George Clooney steers the ship as the director of the inspirational true story The Boys in the Boat, about the incredible rise of the University of Washington rowing team as they compete for gold at the 1936 Berlin Olympics.
Clooney told Yahoo Entertainment that the team’s unlikely journey from junior varsity to the Olympic stage is one he can relate to.
“I grew up in a small town in Kentucky and the idea to absolutely, completely surpass any dream I could have ever had as a career [was unthinkable]. So I can always relate to the underdogs in that way,” he said.
Joel Edgerton, who stars as rowing team coach Al Ulbrickson in the film, echoed the director’s sentiment.
“When talking about underdogs, I really never imagined that I would amount to a hill of beans, ever,” Edgerton told Yahoo Entertainment. “I often think that people's greatest obstacle is themselves. One of the great things about the film is it obviously speaks a little bit to how privilege provides an avenue for certain people that other people don't have and these guys sort of were lucky to be part of the school even though they were so bottom of the barrel, so access is a big conversation.”
The film is based on the 2013 nonfiction bestseller, The Boys in the Boat: Nine Americans and Their Epic Quest for Gold at the 1936 Berlin Olympics. Written by Daniel James Brown, it spent 117 weeks in the top 10 of the New York Times nonfiction bestseller list, including 15 weeks at No. 1.
Clooney read the book when it first came out, but it took years to bring it to the screen.
He and his producer partner Grant Heslov "chased the book 10 years ago, we lost out, didn’t get it. Then we went over to MGM three years back, and they had this in their library. We brought on a writer (The Revenant co-screenwriter Mark L. Smith) and put a script together that we liked, and then it was just about trying to get it made,” Clooney told Entertainment Weekly. “The budget on this is not a very high budget — this isn’t a Marvel film. In fact, the studio came to me 10 days before we started shooting and asked me to give my salary back to make the budget, which I had to do."
Learning to row
The film also stars Callum Turner as University of Washington rower Joe Rantz. While Turner had no rowing experience prior to shooting, he told Yahoo Entertainment that the actors trained for five months as teammates to get the strokes right.

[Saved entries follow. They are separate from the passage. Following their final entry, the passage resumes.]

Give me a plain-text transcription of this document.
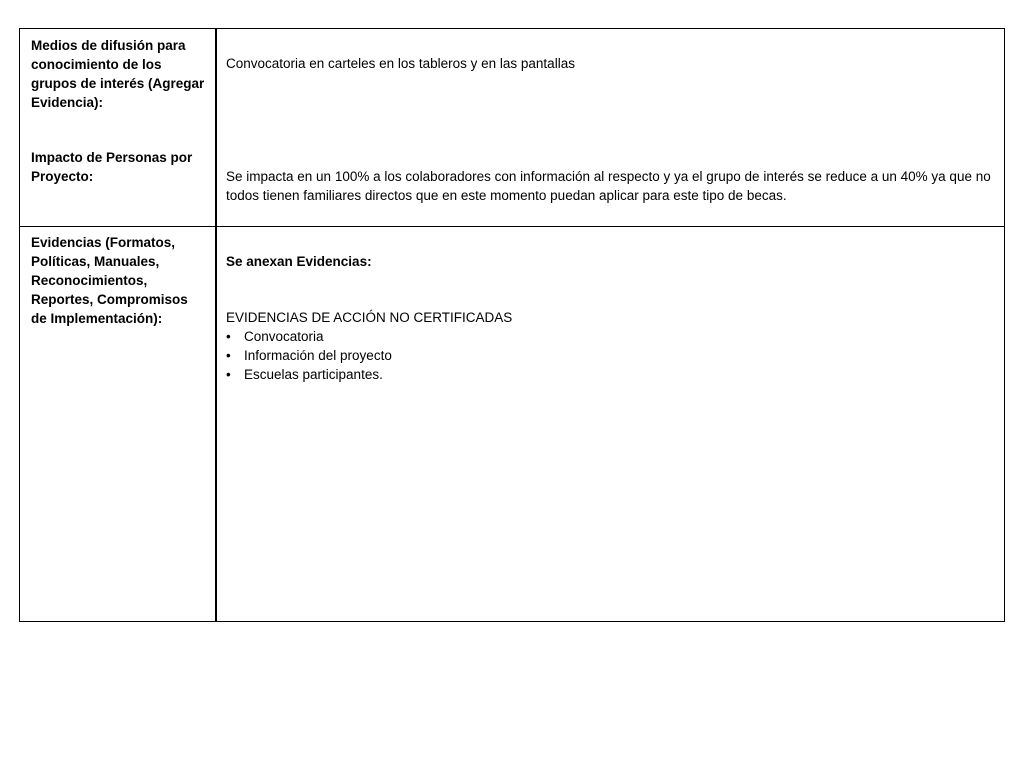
Medios de difusión para conocimiento de los grupos de interés (Agregar Evidencia):
Convocatoria en carteles en los tableros y en las pantallas
Impacto de Personas por Proyecto:	Se impacta en un 100% a los colaboradores con información al respecto y ya el grupo de interés se reduce a un 40% ya que no todos tienen familiares directos que en este momento puedan aplicar para este tipo de becas.
Evidencias (Formatos, Políticas, Manuales, Reconocimientos, Reportes, Compromisos de Implementación):
Se anexan Evidencias:
EVIDENCIAS DE ACCIÓN NO CERTIFICADAS
• Convocatoria
• Información del proyecto
• Escuelas participantes.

“What I learned, without sounding too sentimental, is that I learned to surrender myself to something greater than myself,” he said of the experience. “You do it every time you do a movie, but this was so specific, it was within a movie. And I created this bond with these guys and I actually went through what Joe went through in the movie and so did these guys and their characters. We set ourselves the target of 46 strokes per minute, which is what the real guys did in the final race.”

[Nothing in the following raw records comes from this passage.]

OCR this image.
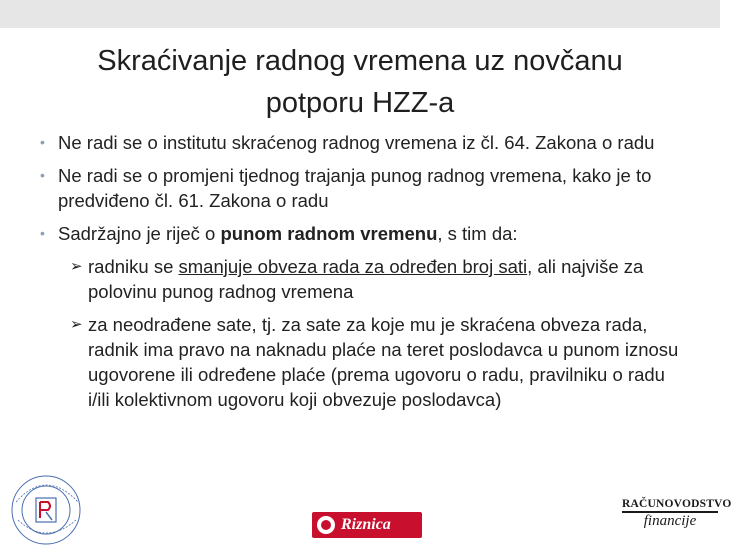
Skraćivanje radnog vremena uz novčanu
potporu HZZ-a
• Ne radi se o institutu skraćenog radnog vremena iz čl. 64. Zakona o radu
• Ne radi se o promjeni tjednog trajanja punog radnog vremena, kako je to predviđeno čl. 61. Zakona o radu
• Sadržajno je riječ o punom radnom vremenu, s tim da:
➢ radniku se smanjuje obveza rada za određen broj sati, ali najviše za polovinu punog radnog vremena
➢ za neodrađene sate, tj. za sate za koje mu je skraćena obveza rada, radnik ima pravo na naknadu plaće na teret poslodavca u punom iznosu ugovorene ili određene plaće (prema ugovoru o radu, pravilniku o radu i/ili kolektivnom ugovoru koji obvezuje poslodavca)
Riznica
RAČUNOVODSTVO
financije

Turner said the film made him fall in love with rowing.
“I think rowing is a deeper team sport than any other,” he added.
'A beautiful love story'
Clooney had to be methodical about what he adapted from the novel to the screen. One plot point that needed to be kept was the love story between Turner’s Rantz and Hadley Robinson’s character Joyce Simdars.
“They were married for 64 years, 65 years, something like that. It's a beautiful love story, ” Clooney said. “Seeing the two of them together … it's important when you see people who are loved. That helps. It helps put things in perspective.”
Robinson told Yahoo Entertainment that “they have such a beautiful relationship in real life and it's all there in the book. They’d known each other since they were kids and they were sort of each other's support system as friends growing up. Then she sort of followed him to school and they rekindled things and it's just this slow, beautiful building of trust which you can hopefully see in the movie.”
In addition to love, the film also speaks to learning from adversity.
“I would also make the argument that you learn nothing from success. Never. There's nothing you learn from success. You learn everything from failing and fear of failing is what holds people back from doing anything,” Clooney said. “And when you don't try and you wake up at 65 years old, you're a lot angrier than if you'd failed. It's really easy to be 65 years old and go 'I tried to do that. Just couldn't do it.' You'll really be mad if you go 'I think I could have done that. But I didn't try.'”
The Boys in the Boat premieres in theaters on Dec. 25.